If you’ve bought into EOS with an intention to be a long-term HODLer without having to do anything with the tokens, you might want to reconsider. According to the project’s Constitution, if your account is inactive for 3 years, it may be put up for auction. A closer look EOS’ highest law can certainly make you raise an eyebrow.
EOS, the project which raised $4 billion in a year-long Initial Coin Offering (ICO), has put down a set of rules in what is referred to as their Constitution. While rumors have it that this is just a proposition and that the EOS community has to ratify it, the very first introductory statement of the document reads:
This constitution is a multi-party contract entered into by the Members by virtue of their use of this blockchain.
Lack of Definitions and A Lot of Controversies
The document, placed in the projects GitHub, is contributed by two people – Thomas Cox, Block.one’s VP of Product, and Danial Larimer – the company’s Chief Technical Officer (CTO). Taking a closer look at the text, though, would make anyone, even people without any legal background, ask a few questions.
Starting off with the sentence mentioned above, the lack of a definition for the term “Member”, could constitute future issues. Let’s break it down a bit.

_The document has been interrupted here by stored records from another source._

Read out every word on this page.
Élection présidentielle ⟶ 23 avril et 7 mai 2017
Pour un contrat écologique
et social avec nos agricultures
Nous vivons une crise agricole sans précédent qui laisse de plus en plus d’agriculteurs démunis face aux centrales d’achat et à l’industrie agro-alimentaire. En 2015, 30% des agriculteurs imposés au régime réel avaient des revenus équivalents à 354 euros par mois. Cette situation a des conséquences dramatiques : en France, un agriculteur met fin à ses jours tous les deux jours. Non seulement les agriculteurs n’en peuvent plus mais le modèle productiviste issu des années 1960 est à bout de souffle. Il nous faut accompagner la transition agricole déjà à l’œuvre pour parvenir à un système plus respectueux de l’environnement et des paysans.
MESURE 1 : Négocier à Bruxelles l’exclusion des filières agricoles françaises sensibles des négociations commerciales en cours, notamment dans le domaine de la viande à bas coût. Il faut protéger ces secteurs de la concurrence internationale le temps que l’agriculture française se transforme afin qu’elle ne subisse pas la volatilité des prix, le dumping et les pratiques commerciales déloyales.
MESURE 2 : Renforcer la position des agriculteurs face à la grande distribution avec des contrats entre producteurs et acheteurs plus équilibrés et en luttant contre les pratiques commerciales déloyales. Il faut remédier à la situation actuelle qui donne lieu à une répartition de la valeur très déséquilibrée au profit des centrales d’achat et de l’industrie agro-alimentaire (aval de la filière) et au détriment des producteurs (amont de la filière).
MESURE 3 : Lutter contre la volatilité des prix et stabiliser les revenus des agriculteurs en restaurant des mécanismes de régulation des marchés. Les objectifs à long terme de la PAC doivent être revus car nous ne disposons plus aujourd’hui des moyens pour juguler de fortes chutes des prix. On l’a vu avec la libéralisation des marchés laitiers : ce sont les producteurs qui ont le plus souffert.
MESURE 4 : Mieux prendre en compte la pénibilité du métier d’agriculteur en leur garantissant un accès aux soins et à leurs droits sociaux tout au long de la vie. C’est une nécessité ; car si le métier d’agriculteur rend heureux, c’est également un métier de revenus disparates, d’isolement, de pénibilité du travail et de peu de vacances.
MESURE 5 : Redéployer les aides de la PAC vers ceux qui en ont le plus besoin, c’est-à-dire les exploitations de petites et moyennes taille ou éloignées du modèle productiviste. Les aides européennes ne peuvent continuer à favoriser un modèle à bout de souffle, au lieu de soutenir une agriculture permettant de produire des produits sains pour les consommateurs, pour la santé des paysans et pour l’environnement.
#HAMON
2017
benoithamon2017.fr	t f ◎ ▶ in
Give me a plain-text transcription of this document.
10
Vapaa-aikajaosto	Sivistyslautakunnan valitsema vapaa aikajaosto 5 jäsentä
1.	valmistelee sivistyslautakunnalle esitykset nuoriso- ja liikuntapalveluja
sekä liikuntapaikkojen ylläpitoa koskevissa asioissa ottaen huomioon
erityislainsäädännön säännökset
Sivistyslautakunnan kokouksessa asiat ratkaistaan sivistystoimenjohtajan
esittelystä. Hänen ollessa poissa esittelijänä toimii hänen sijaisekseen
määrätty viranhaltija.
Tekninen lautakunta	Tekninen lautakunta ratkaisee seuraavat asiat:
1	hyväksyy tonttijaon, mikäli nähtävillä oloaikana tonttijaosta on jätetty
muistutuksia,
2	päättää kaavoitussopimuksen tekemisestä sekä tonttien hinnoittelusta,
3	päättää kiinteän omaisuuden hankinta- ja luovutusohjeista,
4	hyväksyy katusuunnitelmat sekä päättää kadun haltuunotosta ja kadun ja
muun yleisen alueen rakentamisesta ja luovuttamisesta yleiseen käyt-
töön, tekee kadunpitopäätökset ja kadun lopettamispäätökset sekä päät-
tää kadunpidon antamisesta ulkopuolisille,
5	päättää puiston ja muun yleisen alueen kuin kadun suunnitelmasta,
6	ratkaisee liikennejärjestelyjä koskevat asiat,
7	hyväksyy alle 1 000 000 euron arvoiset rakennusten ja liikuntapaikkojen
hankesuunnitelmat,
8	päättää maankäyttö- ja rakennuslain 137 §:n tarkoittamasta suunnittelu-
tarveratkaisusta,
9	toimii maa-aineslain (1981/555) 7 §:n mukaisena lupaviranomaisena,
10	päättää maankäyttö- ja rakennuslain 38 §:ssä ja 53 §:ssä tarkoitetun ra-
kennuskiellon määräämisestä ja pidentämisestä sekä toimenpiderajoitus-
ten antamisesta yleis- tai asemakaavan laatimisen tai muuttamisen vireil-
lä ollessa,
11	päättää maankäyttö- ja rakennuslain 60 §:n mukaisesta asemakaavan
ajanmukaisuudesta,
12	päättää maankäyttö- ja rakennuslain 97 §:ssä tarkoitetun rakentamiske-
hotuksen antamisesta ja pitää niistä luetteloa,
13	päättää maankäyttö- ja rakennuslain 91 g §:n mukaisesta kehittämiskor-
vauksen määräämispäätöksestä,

Article XIII of EOS’ Constitution states the following:
This Constitution and its subordinate documents shall not be amended except by a vote of the Token Holders with no less than 15% vote participation among tokens and no fewer than 10% more Yes than No votes, sustained for 30 continuous days within a 120 day period.
As we’ve already reported, 10 addresses hold 50% of all EOS tokens. In theory, 10 entities have the complete constitutional freedom to dictate the way this fundamental law turns out.
Circling back to the definition of a “Member” – as it’s currently not established, a potential vote can essentially define it in any way the majority finds suitable. But even if it was defined, those 10 entities would have the power to change it. As a matter of fact, they can change whatever they want, as per the current version of the text.
In other words, while we can presume that a member is anyone who holds any amount of EOS token, that’s not defined, nor are they referenced.
The logical question here is: what if the majority decides that in order for one to be a Member, one has to have a specified amount of tokens?
Article XVIII of the Constitution states:
Members agree to hold software developers harmless for unintentional mistakes made in the expression of contractual intent, whether or not said mistakes were due to actual or perceived negligence.
First off, the terminology used in this clause makes it particularly hard to decipher its actual purpose. What is more, it’s hard to make any kind of differentiation between “actual” and “perceived”, when it comes to negligence.
Legal technicalities aside, spreading immunity over unintentional and negligent mistakes is risky, if not dangerous. Especially when the definition for a “developer” is so broad, according to the same document:
Each Member who makes available a smart contract on this blockchain shall be a Developer. – Article VIII of the Constitution.
If the intention of this Constitution is to truly serve as a fundamental law, which is the very definition of a Constitution in the first place, determining whether a developer has acted negligently or not will have to serve as merit when defining his responsibility and whether he can be held responsible at all.
Long-Term HODLers Ruled Out
Article XVII of EOS’ Constitution states:
A Member is automatically released from all revocable obligations under this Constitution 3 years after the last transaction signed by that Member is incorporated into the blockchain. After 3 years of inactivity an account may be put up for auction and the proceeds distributed to all Members by removing EXAMPLE from circulation.
Presumably, this rule intends to stimulate usage and activity. However, it also outlaws all investors who’ve put their money into the project, believing that it would do well from a pure, straightforward investment perspective.
Furthermore, it suggests that the EOS’ executives (the ones who contributed and presumably drafted the text), for whatever reason, are excluding the possibility that long-term investors would be active. It’s worth pointing out that traditional Constitutions are also punishing inaction. However, there are obligatory requirements where said inaction is penalized only and if it causes or could have caused harm in any shape or form.
EOS’ first and foremost law, however, doesn’t give any explanations as to why inactivity is being formally penalized, which goes against the very nature of a constitutional document.
Unfortunately, the above does not even begin to describe all the loopholes which can easily be abused by the powerful few of EOS.
While EOS New York is making the case that the aforementioned document is not the “final” version, and that it only constitutes a proposal, that is not how it looks. Nowhere in EOS’ official whitepaper is it mentioned how said Constitution is to be enacted or who is the one who should have proposed it in the first place – the only thing we know is the way to change or amend it.
And amid all this confusion, a humorous, yet painfully spot-on Twitter comment on the matter hits the sweet spot:
Wow sounds like my last marriage. It lasted for about 3 years and I was left with nothing.